1 April 2014 / java

Hazelcast MapReduce on GPU (APRIL'S FOOL!)

APRIL'S FOOL:

Sorry that I have to admit it was just an April's Fool. The interesting fact btw is that when I first came up with the idea it sounded like totally implausible but while writing I realized "hey that should actually be possible". Maybe not yet for a map-reduce framework but definitely to back up a distributed fractal calculation what is I will look into at the next time. If somebody want to team up on this I'm fully open for requests. Just don't hesitate to contact me.
While this was a prank at the current time, I'm really looking forward to eventually bring distributed environments like Hazelcast to the GPU - at least when Java 9 will feature OpenJDK Project Sumatra and a big thanks to the guys from AMD and Rootbeet that started all that movement!

Since the last decade RAM and CPU always got faster but still some calculations can be done faster in GPUs due to their nature of data. At Hazelcast we try to make distributed calculations easy and fast for everybody.

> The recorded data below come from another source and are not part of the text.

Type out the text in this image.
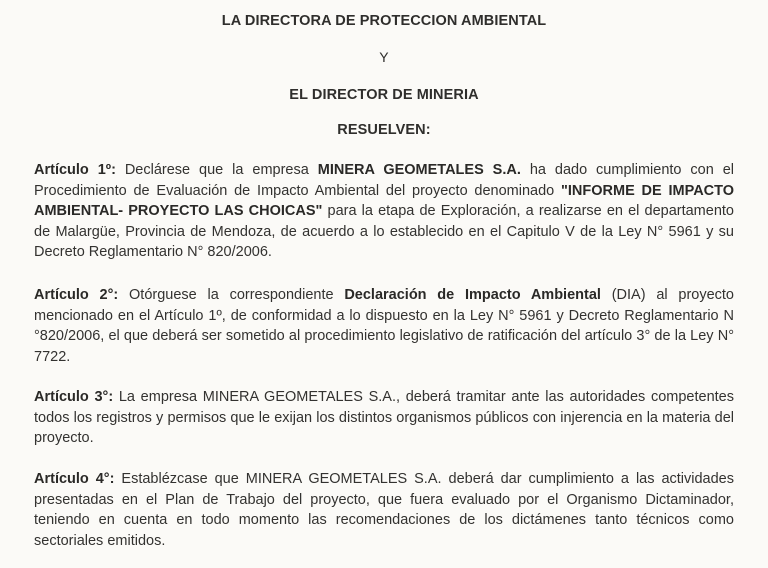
LA DIRECTORA DE PROTECCION AMBIENTAL
Y
EL DIRECTOR DE MINERIA
RESUELVEN:

Artículo 1º: Declárese que la empresa MINERA GEOMETALES S.A. ha dado cumplimiento con el Procedimiento de Evaluación de Impacto Ambiental del proyecto denominado "INFORME DE IMPACTO AMBIENTAL- PROYECTO LAS CHOICAS" para la etapa de Exploración, a realizarse en el departamento de Malargüe, Provincia de Mendoza, de acuerdo a lo establecido en el Capitulo V de la Ley N° 5961 y su Decreto Reglamentario N° 820/2006.

Artículo 2°: Otórguese la correspondiente Declaración de Impacto Ambiental (DIA) al proyecto mencionado en el Artículo 1º, de conformidad a lo dispuesto en la Ley N° 5961 y Decreto Reglamentario N °820/2006, el que deberá ser sometido al procedimiento legislativo de ratificación del artículo 3° de la Ley N° 7722.

Artículo 3°: La empresa MINERA GEOMETALES S.A., deberá tramitar ante las autoridades competentes todos los registros y permisos que le exijan los distintos organismos públicos con injerencia en la materia del proyecto.

Artículo 4°: Establézcase que MINERA GEOMETALES S.A. deberá dar cumplimiento a las actividades presentadas en el Plan de Trabajo del proyecto, que fuera evaluado por el Organismo Dictaminador, teniendo en cuenta en todo momento las recomendaciones de los dictámenes tanto técnicos como sectoriales emitidos.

While having some spare time I came up with the idea of moving data calculations to the GPU to massively scale it out and since I created the map-reduce framework on the new Hazelcast 3.2 version it was just a matter of time to make it working with a GPU.

Disclaimer: Before you read on I want to make sure that you understand that this is neither an official Hazelcast project nor it is yet likely to be part of the core in the near future but as always you may expect the unexpected!

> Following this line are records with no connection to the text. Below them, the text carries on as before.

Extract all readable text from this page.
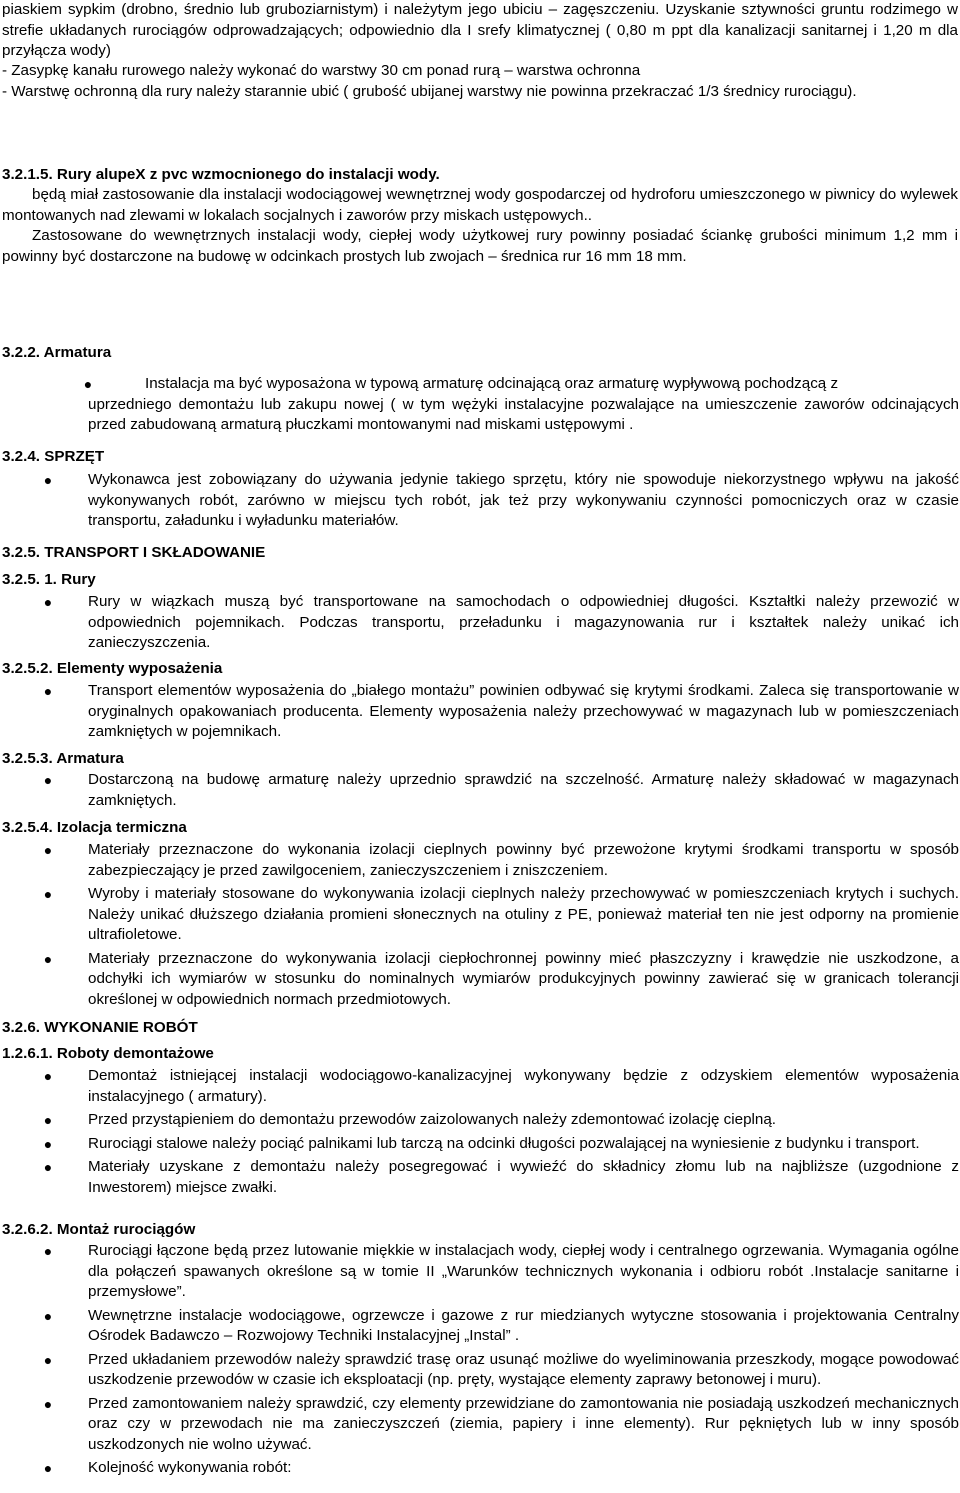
piaskiem sypkim (drobno, średnio lub gruboziarnistym) i należytym jego ubiciu – zagęszczeniu. Uzyskanie sztywności gruntu rodzimego w strefie układanych rurociągów odprowadzających; odpowiednio dla I srefy klimatycznej ( 0,80 m ppt dla kanalizacji sanitarnej i 1,20 m dla przyłącza wody)

- Zasypkę kanału rurowego należy wykonać do warstwy 30 cm ponad rurą – warstwa ochronna

- Warstwę ochronną dla rury należy starannie ubić ( grubość ubijanej warstwy nie powinna przekraczać 1/3 średnicy rurociągu).

3.2.1.5. Rury alupeX z pvc wzmocnionego do instalacji wody.

będą miał zastosowanie dla instalacji wodociągowej wewnętrznej wody gospodarczej od hydroforu umieszczonego w piwnicy do wylewek montowanych nad zlewami w lokalach socjalnych i zaworów przy miskach ustępowych..

Zastosowane do wewnętrznych instalacji wody, ciepłej wody użytkowej rury powinny posiadać ściankę grubości minimum 1,2 mm i powinny być dostarczone na budowę w odcinkach prostych lub zwojach – średnica rur 16 mm 18 mm.

3.2.2. Armatura

●	Instalacja ma być wyposażona w typową armaturę odcinającą oraz armaturę wypływową pochodzącą z

uprzedniego demontażu lub zakupu nowej ( w tym wężyki instalacyjne pozwalające na umieszczenie zaworów odcinających przed zabudowaną armaturą płuczkami montowanymi nad miskami ustępowymi .

3.2.4. SPRZĘT

●	Wykonawca jest zobowiązany do używania jedynie takiego sprzętu, który nie spowoduje niekorzystnego wpływu na jakość wykonywanych robót, zarówno w miejscu tych robót, jak też przy wykonywaniu czynności pomocniczych oraz w czasie transportu, załadunku i wyładunku materiałów.

3.2.5. TRANSPORT I SKŁADOWANIE

3.2.5. 1. Rury

●	Rury w wiązkach muszą być transportowane na samochodach o odpowiedniej długości. Kształtki należy przewozić w odpowiednich pojemnikach. Podczas transportu, przeładunku i magazynowania rur i kształtek należy unikać ich zanieczyszczenia.

3.2.5.2. Elementy wyposażenia

●	Transport elementów wyposażenia do „białego montażu” powinien odbywać się krytymi środkami. Zaleca się transportowanie w oryginalnych opakowaniach producenta. Elementy wyposażenia należy przechowywać w magazynach lub w pomieszczeniach zamkniętych w pojemnikach.

3.2.5.3. Armatura

●	Dostarczoną na budowę armaturę należy uprzednio sprawdzić na szczelność. Armaturę należy składować w magazynach zamkniętych.

3.2.5.4. Izolacja termiczna

●	Materiały przeznaczone do wykonania izolacji cieplnych powinny być przewożone krytymi środkami transportu w sposób zabezpieczający je przed zawilgoceniem, zanieczyszczeniem i zniszczeniem.

●	Wyroby i materiały stosowane do wykonywania izolacji cieplnych należy przechowywać w pomieszczeniach krytych i suchych. Należy unikać dłuższego działania promieni słonecznych na otuliny z PE, ponieważ materiał ten nie jest odporny na promienie ultrafioletowe.

●	Materiały przeznaczone do wykonywania izolacji ciepłochronnej powinny mieć płaszczyzny i krawędzie nie uszkodzone, a odchyłki ich wymiarów w stosunku do nominalnych wymiarów produkcyjnych powinny zawierać się w granicach tolerancji określonej w odpowiednich normach przedmiotowych.

3.2.6. WYKONANIE ROBÓT

1.2.6.1. Roboty demontażowe

●	Demontaż istniejącej instalacji wodociągowo-kanalizacyjnej wykonywany będzie z odzyskiem elementów wyposażenia instalacyjnego ( armatury).

●	Przed przystąpieniem do demontażu przewodów zaizolowanych należy zdemontować izolację cieplną.

●	Rurociągi stalowe należy pociąć palnikami lub tarczą na odcinki długości pozwalającej na wyniesienie z budynku i transport.

●	Materiały uzyskane z demontażu należy posegregować i wywieźć do składnicy złomu lub na najbliższe (uzgodnione z Inwestorem) miejsce zwałki.

3.2.6.2. Montaż rurociągów

●	Rurociągi łączone będą przez lutowanie miękkie w instalacjach wody, ciepłej wody i centralnego ogrzewania. Wymagania ogólne dla połączeń spawanych określone są w tomie II „Warunków technicznych wykonania i odbioru robót .Instalacje sanitarne i przemysłowe”.

●	Wewnętrzne instalacje wodociągowe, ogrzewcze i gazowe z rur miedzianych wytyczne stosowania i projektowania Centralny Ośrodek Badawczo – Rozwojowy Techniki Instalacyjnej „Instal” .

●	Przed układaniem przewodów należy sprawdzić trasę oraz usunąć możliwe do wyeliminowania przeszkody, mogące powodować uszkodzenie przewodów w czasie ich eksploatacji (np. pręty, wystające elementy zaprawy betonowej i muru).

●	Przed zamontowaniem należy sprawdzić, czy elementy przewidziane do zamontowania nie posiadają uszkodzeń mechanicznych oraz czy w przewodach nie ma zanieczyszczeń (ziemia, papiery i inne elementy). Rur pękniętych lub w inny sposób uszkodzonych nie wolno używać.

●	Kolejność wykonywania robót:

So as mentioned above I was playing around with Aparapi. Aparapi is a Java binding for transforming Javs bytecode into OpenCL code developed by AMD (Aparapi). There are similar projects going on so eventually we might see this working on all JVM by nature (OpenJDK Project Sumatra, Rootbeer) but currently Aparapi seems to be the only one that was working for me.

Before yoy can begin you have to make sure that your BIOS / mainboard support IOMMU which offers the possibility for CPU and GPU to access the same memory space. In addition to that you have to install multiple drivers and libraries. I just made some basic screenshots to step quickly through it.

The screenshots do not show the real process because I made them using a VirtualBox Mint VM. The original installation wasn't captured in screenshots :-(
For exact / updated installation steps please read the official setup manual: SettingUpLinuxHSAMachineForAparapi.
Another important thing is that this seems to work only on Ubuntu (and derivates) at the moment, especially because you need a custom kernel.

So lets quickly run through the installation steps to just make clear how it would work in general:

First step would be to setup your BIOS / UEFI to enable IOMMU on the operating system side. To see how this works please consult your mainboard manual (or Google that shit ;-)).
If this is fine you can go on installing the required drivers, kernels and libraries.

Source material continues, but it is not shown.